Anastellin (AN), a fragment of the first type III module in fibronectin (FN), initiates formation of superfibronectin, a polymer which resembles the native cell-derived fibrillar FN found in the extracellular matrix of many tissues, but which displays remarkably different functional properties. Here we demonstrate that exposure of AN to the biologically-important inflammatory oxidant, peroxynitrous acid (ONOOH), either as a bolus or formed at low levels in a time-dependent manner from SIN-1, impairs the capability of AN to polymerize FN. In contrast, exposure of FN to ONOOH does not seem to affect superfibronectin formation to the same extent.
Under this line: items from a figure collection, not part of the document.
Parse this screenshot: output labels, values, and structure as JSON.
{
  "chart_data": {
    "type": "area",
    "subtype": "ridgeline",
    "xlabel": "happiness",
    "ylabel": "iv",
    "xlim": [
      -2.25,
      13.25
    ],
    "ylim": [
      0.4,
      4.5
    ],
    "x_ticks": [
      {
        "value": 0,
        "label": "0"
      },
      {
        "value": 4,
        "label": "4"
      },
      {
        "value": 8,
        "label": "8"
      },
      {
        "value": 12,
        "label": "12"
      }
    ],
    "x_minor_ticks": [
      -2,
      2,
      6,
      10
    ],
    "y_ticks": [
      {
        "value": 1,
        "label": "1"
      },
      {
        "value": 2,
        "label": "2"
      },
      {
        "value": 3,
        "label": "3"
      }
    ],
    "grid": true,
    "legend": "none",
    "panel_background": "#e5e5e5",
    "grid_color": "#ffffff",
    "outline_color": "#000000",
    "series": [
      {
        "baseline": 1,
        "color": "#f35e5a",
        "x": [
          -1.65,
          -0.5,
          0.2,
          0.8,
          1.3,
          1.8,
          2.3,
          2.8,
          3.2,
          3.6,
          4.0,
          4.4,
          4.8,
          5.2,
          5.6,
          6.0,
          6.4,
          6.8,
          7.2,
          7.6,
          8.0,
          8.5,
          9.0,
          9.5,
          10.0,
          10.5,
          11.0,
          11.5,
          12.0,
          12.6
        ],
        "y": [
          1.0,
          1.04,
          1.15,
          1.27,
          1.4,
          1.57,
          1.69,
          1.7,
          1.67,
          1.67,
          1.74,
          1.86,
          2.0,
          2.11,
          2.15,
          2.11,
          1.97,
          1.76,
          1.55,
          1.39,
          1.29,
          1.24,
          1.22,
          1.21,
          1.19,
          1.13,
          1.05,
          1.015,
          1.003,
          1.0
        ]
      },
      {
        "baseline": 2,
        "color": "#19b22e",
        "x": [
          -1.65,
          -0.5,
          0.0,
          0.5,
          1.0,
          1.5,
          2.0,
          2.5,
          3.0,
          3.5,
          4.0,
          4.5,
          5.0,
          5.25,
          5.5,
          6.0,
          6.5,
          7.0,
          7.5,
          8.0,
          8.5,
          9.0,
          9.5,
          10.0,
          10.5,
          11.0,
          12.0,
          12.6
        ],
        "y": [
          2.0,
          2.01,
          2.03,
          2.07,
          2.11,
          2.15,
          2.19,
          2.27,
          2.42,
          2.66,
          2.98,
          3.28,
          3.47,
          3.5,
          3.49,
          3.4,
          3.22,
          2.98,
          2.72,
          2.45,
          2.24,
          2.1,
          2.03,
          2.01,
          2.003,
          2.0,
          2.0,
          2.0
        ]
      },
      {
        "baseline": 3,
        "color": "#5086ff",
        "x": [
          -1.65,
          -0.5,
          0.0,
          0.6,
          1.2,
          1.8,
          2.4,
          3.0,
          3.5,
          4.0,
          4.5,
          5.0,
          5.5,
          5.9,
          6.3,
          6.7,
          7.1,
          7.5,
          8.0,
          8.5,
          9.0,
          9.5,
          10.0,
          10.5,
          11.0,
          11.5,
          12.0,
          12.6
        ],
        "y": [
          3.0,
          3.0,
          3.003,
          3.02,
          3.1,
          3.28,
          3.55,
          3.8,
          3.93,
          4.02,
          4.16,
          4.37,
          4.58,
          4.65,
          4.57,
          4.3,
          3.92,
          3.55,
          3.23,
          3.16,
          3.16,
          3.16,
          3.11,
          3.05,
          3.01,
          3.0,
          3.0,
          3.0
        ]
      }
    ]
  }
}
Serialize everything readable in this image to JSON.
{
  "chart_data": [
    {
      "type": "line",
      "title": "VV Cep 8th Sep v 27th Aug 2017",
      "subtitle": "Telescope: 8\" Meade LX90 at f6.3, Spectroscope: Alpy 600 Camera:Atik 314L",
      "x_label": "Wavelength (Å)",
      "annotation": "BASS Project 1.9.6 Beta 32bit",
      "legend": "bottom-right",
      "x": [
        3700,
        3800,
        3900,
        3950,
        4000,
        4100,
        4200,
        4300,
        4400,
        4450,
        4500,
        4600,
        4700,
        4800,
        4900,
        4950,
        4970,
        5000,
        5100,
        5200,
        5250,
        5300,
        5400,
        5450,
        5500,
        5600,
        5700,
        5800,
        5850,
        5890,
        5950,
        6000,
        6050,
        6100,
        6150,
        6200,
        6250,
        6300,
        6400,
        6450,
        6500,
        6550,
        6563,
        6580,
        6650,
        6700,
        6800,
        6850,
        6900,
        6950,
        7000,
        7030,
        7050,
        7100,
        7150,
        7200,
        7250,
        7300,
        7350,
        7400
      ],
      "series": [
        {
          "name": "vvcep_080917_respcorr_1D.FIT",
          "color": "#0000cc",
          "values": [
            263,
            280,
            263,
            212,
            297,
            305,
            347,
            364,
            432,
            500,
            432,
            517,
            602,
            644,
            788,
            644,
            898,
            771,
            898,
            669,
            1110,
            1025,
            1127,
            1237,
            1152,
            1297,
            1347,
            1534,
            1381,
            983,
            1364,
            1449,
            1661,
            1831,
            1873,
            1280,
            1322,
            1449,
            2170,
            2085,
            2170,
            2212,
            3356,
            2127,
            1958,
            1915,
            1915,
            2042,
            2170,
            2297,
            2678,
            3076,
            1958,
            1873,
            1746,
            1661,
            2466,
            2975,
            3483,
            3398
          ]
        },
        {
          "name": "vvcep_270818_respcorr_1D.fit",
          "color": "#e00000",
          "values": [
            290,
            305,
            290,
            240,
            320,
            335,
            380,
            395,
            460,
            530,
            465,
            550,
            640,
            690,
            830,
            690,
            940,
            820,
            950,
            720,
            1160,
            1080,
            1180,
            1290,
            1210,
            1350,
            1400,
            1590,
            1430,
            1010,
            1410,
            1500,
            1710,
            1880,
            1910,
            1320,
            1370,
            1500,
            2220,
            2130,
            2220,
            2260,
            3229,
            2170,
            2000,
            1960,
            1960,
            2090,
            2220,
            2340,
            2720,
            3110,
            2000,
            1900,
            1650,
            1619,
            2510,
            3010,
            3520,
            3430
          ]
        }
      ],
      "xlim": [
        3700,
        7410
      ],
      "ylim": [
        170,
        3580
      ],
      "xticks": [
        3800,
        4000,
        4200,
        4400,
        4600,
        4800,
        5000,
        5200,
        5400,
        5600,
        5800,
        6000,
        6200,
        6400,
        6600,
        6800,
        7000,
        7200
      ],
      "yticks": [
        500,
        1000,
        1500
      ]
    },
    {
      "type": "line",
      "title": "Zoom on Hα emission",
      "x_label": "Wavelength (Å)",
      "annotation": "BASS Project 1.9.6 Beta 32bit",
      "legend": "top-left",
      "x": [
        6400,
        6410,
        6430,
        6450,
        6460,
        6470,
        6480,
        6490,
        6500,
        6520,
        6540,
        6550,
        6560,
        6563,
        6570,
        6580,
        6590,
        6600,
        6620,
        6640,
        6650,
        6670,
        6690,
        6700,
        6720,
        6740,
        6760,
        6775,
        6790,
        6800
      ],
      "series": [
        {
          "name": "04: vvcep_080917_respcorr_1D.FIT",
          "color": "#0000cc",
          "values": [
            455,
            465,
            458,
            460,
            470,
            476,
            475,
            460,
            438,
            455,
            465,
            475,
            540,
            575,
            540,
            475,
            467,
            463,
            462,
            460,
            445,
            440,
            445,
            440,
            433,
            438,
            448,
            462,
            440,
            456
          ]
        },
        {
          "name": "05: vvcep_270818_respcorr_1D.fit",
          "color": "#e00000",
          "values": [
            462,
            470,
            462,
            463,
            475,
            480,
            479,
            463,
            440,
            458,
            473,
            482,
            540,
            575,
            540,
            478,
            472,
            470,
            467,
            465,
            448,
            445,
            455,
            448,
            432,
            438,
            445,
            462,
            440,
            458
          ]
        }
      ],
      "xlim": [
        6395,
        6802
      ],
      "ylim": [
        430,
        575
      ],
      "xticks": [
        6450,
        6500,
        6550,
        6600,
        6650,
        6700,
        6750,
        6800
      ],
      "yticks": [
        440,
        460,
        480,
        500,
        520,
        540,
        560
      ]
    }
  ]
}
This oxidant-induced loss-of-function in AN occurs in a dose-dependent manner, and correlates with structural perturbations, loss of the amino acid tyrosine and tryptophan, and dose-dependent formation of modified amino acid side-chains (3-nitrotyrosine, di-tyrosine and 6-nitrotryptophan). Reagent ONOOH also induces formation of oligomeric species which decrease in the presence of bicarbonate, whereas SIN-1 mainly generates dimers. Modifications were detected at sub-stoichiometric (0.1-fold), or greater, molar excesses of oxidant compared to AN. These species have been localized to specific sites by peptide mass mapping. With high levels of oxidant (>100 times molar excess), ONOOH also induces unfolding of the beta-sheet structure of AN, thermal destabilization, and formation of high molecular mass aggregates. These results have important implications for the understanding of FN fibrillogenesis
in vivo
, and indicates that AN is highly sensitive to pathophysiological levels of oxidants such as ONOOH.